Why seaweed is a jack-of-all-trades in the fight against the climate crisis

Seaweed is a sustainable food source and adaptation tool

Kelp on a line at seaweed farm

On the surface, brown-colored kelp might not look like the most exciting organism. But when it comes to tackling the climate crisis, this large algae—one of around 12,000 species of seaweed worldwide—has superpowers. It can store greenhouse gases, reduce the carbon footprint of the global food system, help coastal communities adapt to climate impacts, and even be made into a climate-friendly alternative to plastic!

Here are seven seaweed superpowers that help the climate. 

1. Superpower: Storing carbon

Produced by burning fossil fuels, excess CO2 in the Earth’s atmosphere is one of the largest drivers of the climate crisis. By taking up carbon from its ocean environment, seaweed can play an important role in tackling climate change. As seaweed grows, pieces fall off and drift to the seafloor, storing away carbon. In fact, studies have shown that seaweed beds worldwide store as much carbon as mangroves, seagrasses, and salt marshes combined! 

2. Superpower: Serving as a low-carbon food source

Agriculture is a large contributor to the greenhouse gas emissions driving the climate crisis. The production of soy and beef, for example, is driving deforestation in the Amazon as more land is cleared to make way for crop fields.

Here’s the good news: Seaweed farming has a very low carbon footprint. It doesn’t need land or freshwater, nor does it need pesticides or fertilizers, which avoids harmful impacts on ecosystems. Shifting human diets to include more seaweed helps to avoid more resource and emissions-intensive foods and crops that put pressure on our ecosystems.

Plus, seaweed is delicious! Whether served as a refreshing salad or in a sizzling burger, it can be a nutritious addition to our diets.

    Nate Johnson tends to his kelp farm off the coast of Portland, Maine.

    Skinny kelp (saccharina angustissima) is displayed at a sea farm. 

    3. Superpower: Helping communities adapt to climate impacts

    Most seaweed consumed in the US is transported from the other side of the world. But the US coast offers enormous opportunities for farming seaweed. At the same time, fishers’ livelihoods are being hit hard by climate change.

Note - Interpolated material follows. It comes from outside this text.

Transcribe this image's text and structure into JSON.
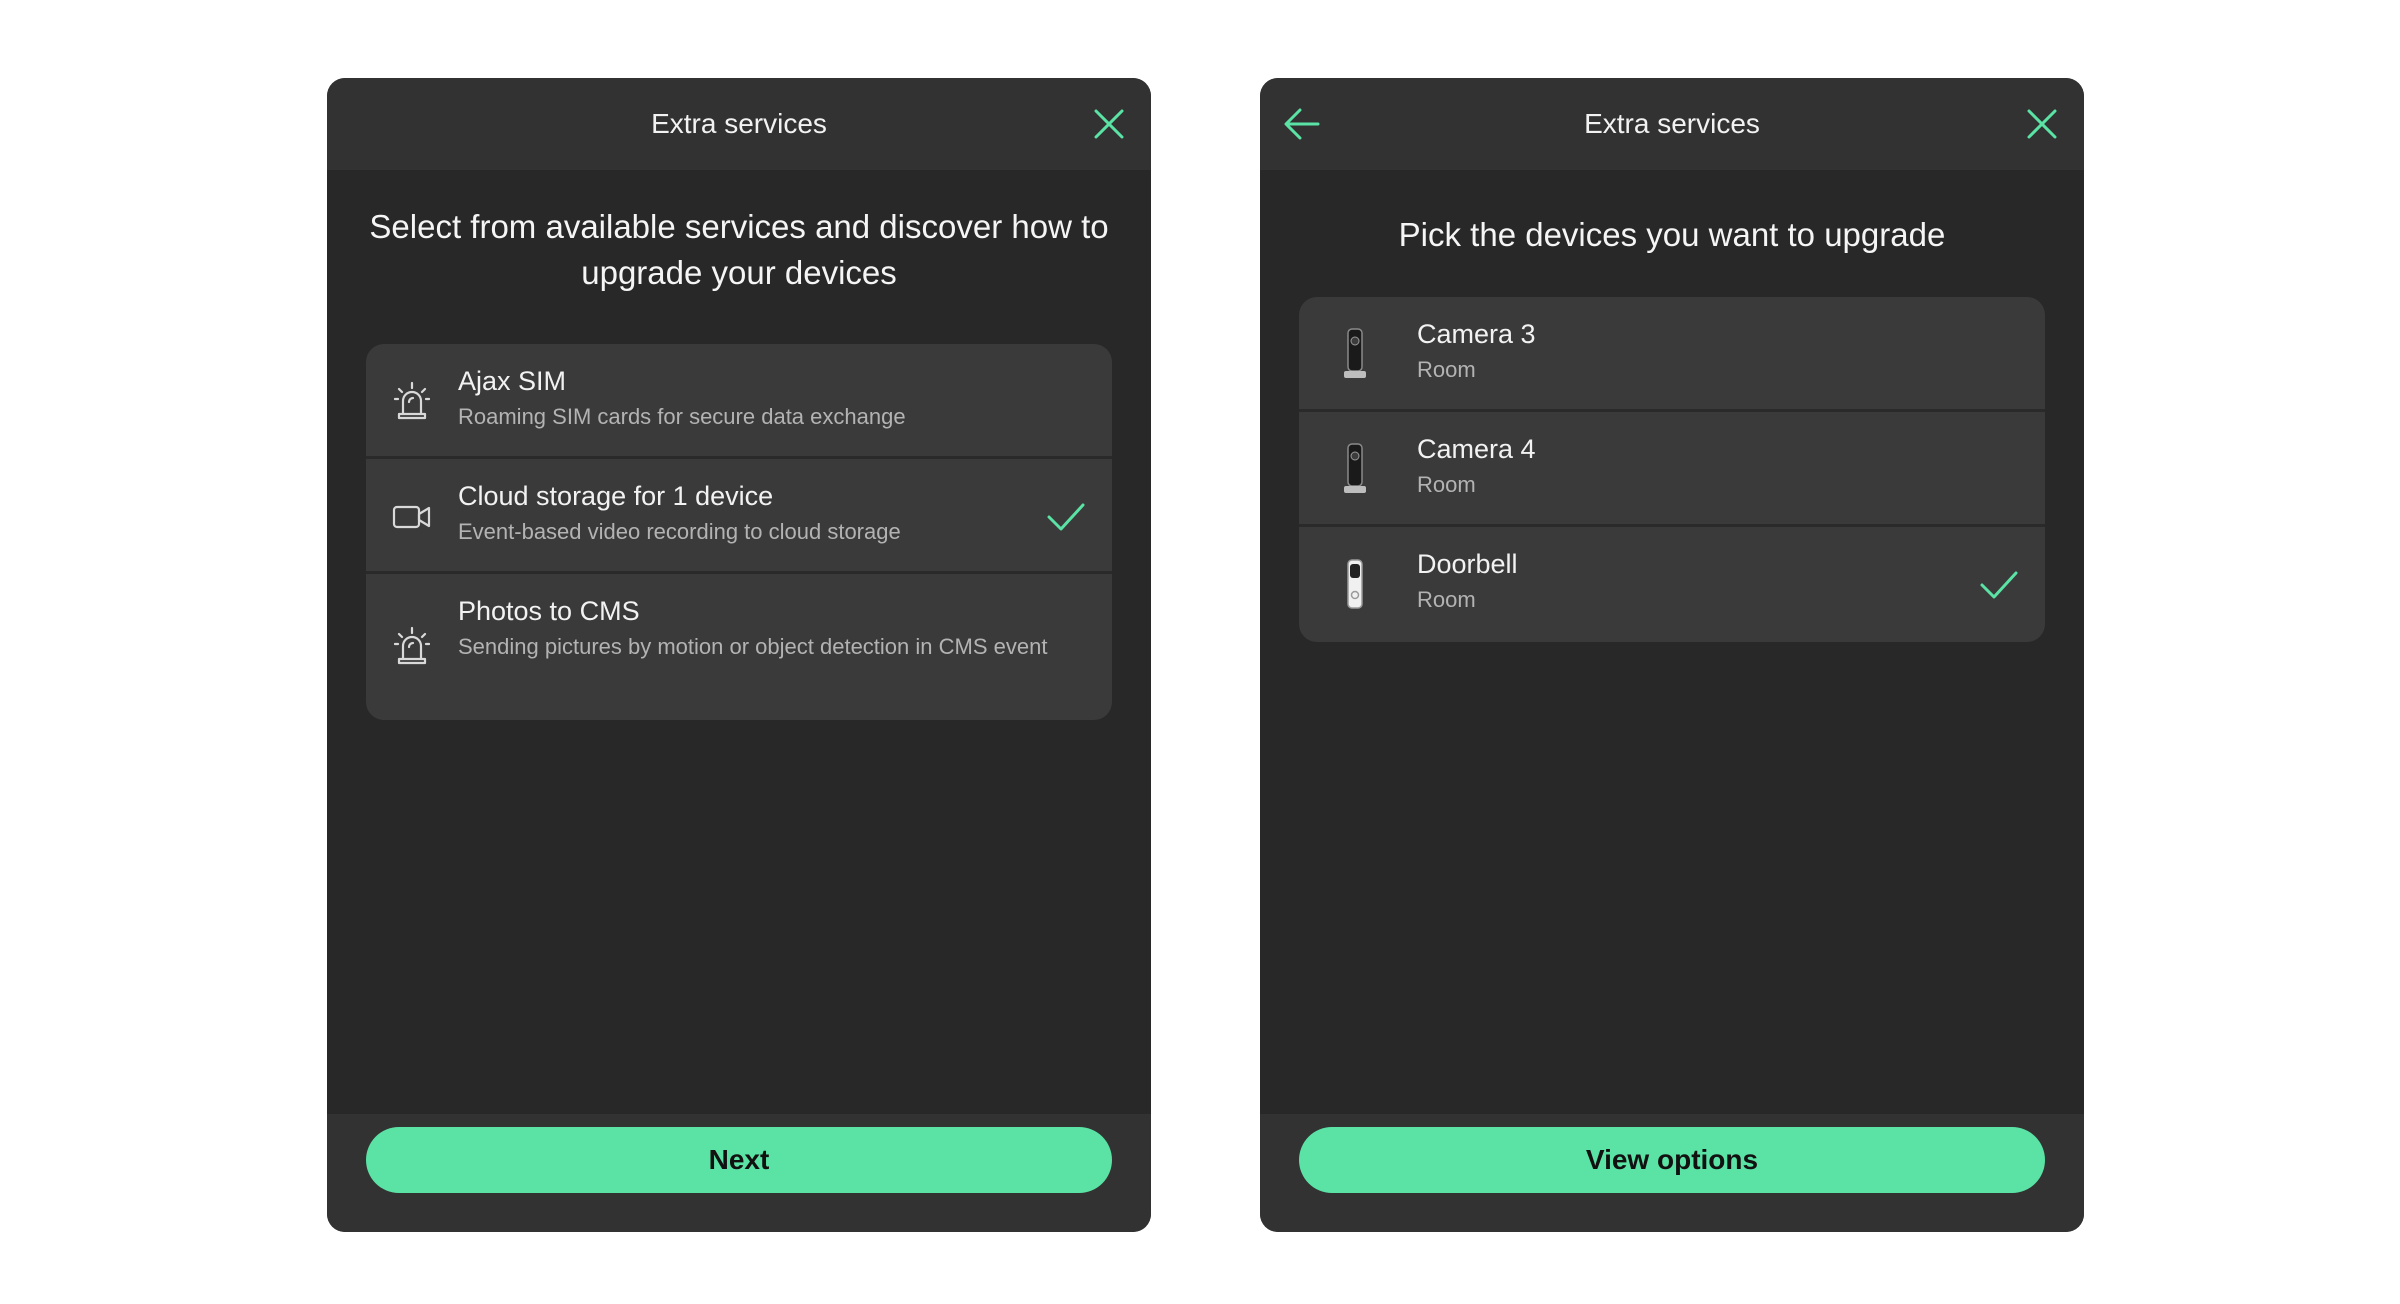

    Take Maine, for example. Along its rocky coasts, fishing is a crucial source of jobs for thousands of people. But the Gulf of Maine is warming three times faster than the ocean as a whole, putting pressure on the fishing industry. That’s where seaweed comes in.

    Farming seaweed can supplement fishers’ income. Seaweed is grown in the winter while the prime fishing season is in the summer, which means that it can fit seamlessly into a fishers’ schedule.

    That seaweed can then be sold locally in the growing US market. By supplying seaweed locally instead of shipping it across the world, its carbon footprint is reduced.

    4. Superpower: Buffering against stronger storms

    As the climate crisis intensifies storms and drives higher sea levels, coastlines are being eroded. Seaweed helps to buffer against erosion.

    When back-to-back storms hit coastal Maine in January 2024, for example, $70 million in damage was recorded to public infrastructure along the coast. Amazingly, most seaweed farms remained intact and had minimal damage. Seaweed had served as a natural buffer! 

    5. Superpower: Providing an alternative to plastic

    Made from fossil fuels such as oil and gas, plastic has a huge carbon footprint. It also has a huge impact on our oceans. Every minute, the amount of plastic entering the ocean could fill an entire dump truck! This endangers animals like sea turtles and whales.

    Did you know that seaweed can be used to make alternatives to products produced with plastic, such as plastic-free fishing line, nets, and even bags? By using locally grown seaweed, these alternatives have a low carbon footprint. 

    A pizza topped with kelp. Seaweed is a nutritious and sustainable food source. 

    Twine made from seaweed. Seaweed can be made into alternatives to plastic, reducing plastic pollution.

    6. Superpower: Tackling ocean acidification

    One dangerous impact of climate change is ocean acidification, which occurs when CO2 is absorbed into the ocean waters. This changes the chemistry of the water to increase its acidity, leading to the dissolution of the shells of marine wildlife such as lobsters, crabs, and shrimp. Seaweed farms can help reduce local acidification!

    7. Superpower: Reducing carbon emissions by feeding seaweed to pigs 

    As seaweed farming expands, more research is being done on its benefits. New studies show that including seaweed in pigs’ diets reduces carbon emissions by improving piglets' gut health, leading to decreased antibiotic usage and improved survival. Similar benefits have been found when seaweed is fed to fish, shrimp, and chickens.


    Seaweed has so many superpowers! As the climate crisis intensifies, seaweed can help. It can’t solve climate change alone, but it is one of many important solutions. WWF is working to expand seaweed farming in a way that supports coastal communities around the world.